16 Se, quanto ao nome de Deus, a maioria dos padres preferia deixá-lo sem tradução, paralelamente se impôs, com o tempo, uma tradução, provavelmente espontânea por parte dos índios, com o termo Tloque Nahuaque. Frei Bernardino de Sahagún, franciscano que lecionou, durante as décadas de 1530 a 1570, no célebre colégio de Santa Cruz de Tlatelolco, onde contava com a colaboração de seus alunos indígenas para investigar a língua e a cultura Náhuatl, registrou que este último termo queria dizer: “amparador e provedor de todas as coisas”. Era um dos nomes do deus Tezcatlipoca, ou “Espelho Fumegante”, um dos deuses com características mais abstratas, considerado impalpável e invisível, conhecedor do presente, do passado e do futuro (Duverger, 1993, p. 152). O mesmo autor lembra que havia uma palavra asteca para designar o paraíso terreal, tlalocan, uma região governada pelos deuses da água; para evitar vincular o paraíso de Adão e Eva aos deuses pagãos, preferiu-se manter o termo em espanhol (Duverger, 1993, p. 150). Do mesmo modo, havia dificuldades importantes à tradução da ideia cristã de Deus.
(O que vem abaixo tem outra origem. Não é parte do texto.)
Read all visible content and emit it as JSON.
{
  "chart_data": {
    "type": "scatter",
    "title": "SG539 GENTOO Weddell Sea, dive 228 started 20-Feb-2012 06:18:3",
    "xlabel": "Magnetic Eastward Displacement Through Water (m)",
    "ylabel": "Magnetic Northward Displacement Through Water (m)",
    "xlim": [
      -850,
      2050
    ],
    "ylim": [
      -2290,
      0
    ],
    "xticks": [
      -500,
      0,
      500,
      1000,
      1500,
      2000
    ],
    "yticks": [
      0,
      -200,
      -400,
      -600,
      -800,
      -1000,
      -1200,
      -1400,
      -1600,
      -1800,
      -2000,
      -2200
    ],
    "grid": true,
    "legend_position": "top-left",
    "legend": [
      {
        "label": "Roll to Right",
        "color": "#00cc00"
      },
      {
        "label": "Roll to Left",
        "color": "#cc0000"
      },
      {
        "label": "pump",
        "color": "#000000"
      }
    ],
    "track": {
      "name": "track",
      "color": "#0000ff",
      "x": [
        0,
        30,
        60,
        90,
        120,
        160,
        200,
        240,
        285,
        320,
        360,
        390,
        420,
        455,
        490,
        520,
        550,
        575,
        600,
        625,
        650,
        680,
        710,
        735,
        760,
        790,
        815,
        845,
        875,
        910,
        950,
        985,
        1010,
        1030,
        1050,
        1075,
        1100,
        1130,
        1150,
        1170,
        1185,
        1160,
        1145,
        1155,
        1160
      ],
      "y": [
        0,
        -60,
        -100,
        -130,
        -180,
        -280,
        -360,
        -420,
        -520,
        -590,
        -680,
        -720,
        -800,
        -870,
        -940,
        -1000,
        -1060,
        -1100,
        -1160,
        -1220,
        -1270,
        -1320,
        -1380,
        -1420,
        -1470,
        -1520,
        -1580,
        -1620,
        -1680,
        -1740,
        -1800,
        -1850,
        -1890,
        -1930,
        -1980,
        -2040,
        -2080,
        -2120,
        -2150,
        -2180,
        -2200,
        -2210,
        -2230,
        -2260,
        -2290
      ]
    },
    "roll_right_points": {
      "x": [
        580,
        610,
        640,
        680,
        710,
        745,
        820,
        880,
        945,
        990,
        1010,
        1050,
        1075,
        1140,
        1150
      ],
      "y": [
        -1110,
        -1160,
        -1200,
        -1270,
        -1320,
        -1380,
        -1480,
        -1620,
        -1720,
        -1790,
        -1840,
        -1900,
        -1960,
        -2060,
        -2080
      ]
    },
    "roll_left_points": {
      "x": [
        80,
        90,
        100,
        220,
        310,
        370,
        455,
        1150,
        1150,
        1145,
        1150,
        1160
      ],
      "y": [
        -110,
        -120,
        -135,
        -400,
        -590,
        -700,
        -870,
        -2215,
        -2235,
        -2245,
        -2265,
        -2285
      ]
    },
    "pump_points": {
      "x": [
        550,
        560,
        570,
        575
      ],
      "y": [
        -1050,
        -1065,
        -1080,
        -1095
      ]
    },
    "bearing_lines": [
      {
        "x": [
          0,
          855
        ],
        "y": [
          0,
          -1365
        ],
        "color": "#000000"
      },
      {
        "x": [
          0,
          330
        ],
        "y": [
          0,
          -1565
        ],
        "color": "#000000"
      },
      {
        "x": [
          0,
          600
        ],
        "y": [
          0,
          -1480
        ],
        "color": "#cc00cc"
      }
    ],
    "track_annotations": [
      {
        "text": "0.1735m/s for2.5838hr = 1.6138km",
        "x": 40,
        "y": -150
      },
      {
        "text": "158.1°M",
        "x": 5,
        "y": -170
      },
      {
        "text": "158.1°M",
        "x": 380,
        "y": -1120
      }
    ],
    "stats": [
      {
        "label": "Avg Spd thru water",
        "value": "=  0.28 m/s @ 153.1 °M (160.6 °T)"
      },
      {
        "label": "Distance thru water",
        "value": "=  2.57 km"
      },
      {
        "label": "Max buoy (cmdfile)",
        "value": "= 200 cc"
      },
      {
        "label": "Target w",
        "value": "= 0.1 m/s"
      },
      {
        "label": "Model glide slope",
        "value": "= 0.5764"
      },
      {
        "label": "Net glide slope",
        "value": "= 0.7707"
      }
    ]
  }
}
Os Mexica não concebiam suas divindades como essencialmente boas ou más, e um deus inteiramente bom seria uma incongruência para um pensamento que entendia como essencial a oposição entre ordem e caos (Burkhart, 1989, p. 35).
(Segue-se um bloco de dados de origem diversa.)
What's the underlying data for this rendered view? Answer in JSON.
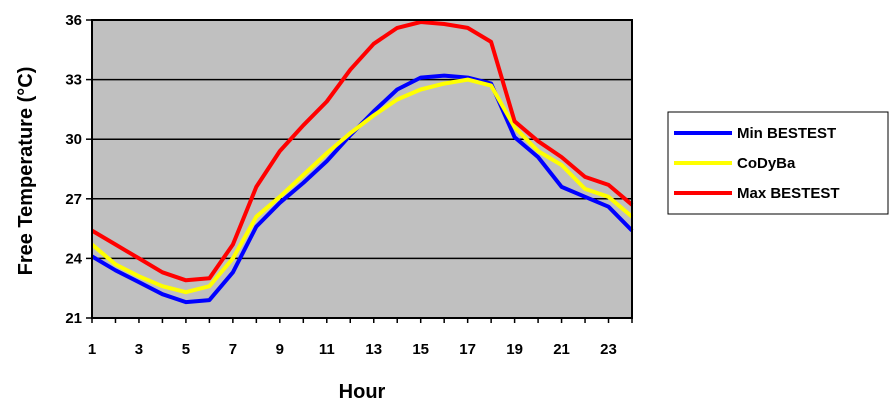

17 Segundo as informações recolhidas nos Coloquios de 1524 – texto que transcreve os supostos diálogos entre os freis e os sacerdotes astecas, estabelecido por Sahagún, em 1564 (utilizo a edição de: León-Portilla, 1986, p. 100-205) –, os primeiros franciscanos traduziram em vocábulos indígenas termos importantes para a doutrina cristã (cf. Baudot, 1990, p. 224-225, 227-228). Assim, por exemplo, Ipalnemoani (v.g., verso: 1.199), “el Dador de la vida”, termo genérico da lírica nahua do século XV, referindo-se ao princípio supremo que engendra os seres vivos, foi o termo que os franciscanos escolheram para designar o Deus único dos cristãos, ainda que os doze primeiros freis que chegaram à Nova Espanha imediatamente acrescentassem a seguinte restrição: “al que vosotros no habéis conocido” (1.124 e 1.174). Do mesmo modo, o modelo discursivo usado para caracterizar o sumo sacerdote de Quetzalcóatl (teoiotica tlatoanj) foi retomado pelos franciscanos para se referirem ao Sumo Pontífice (138, 141, etc.). Na falta de um termo adequado para o inferno dos cristãos, recuperaram a palavra mictlan, “región de los muertos” (1.204). Era particularmente difícil expressar conceitos que não possuíam analogia na mentalidade indígena. A palavra para pecado, tlatlacolli, sugeria uma transgressão não intencional, com o que a ideia de pecado ficava desprovida da noção cristã de responsabilidade moral individual (Burkhart, 1989, p. 29, 31; Griffiths, 2007, p. 31-32).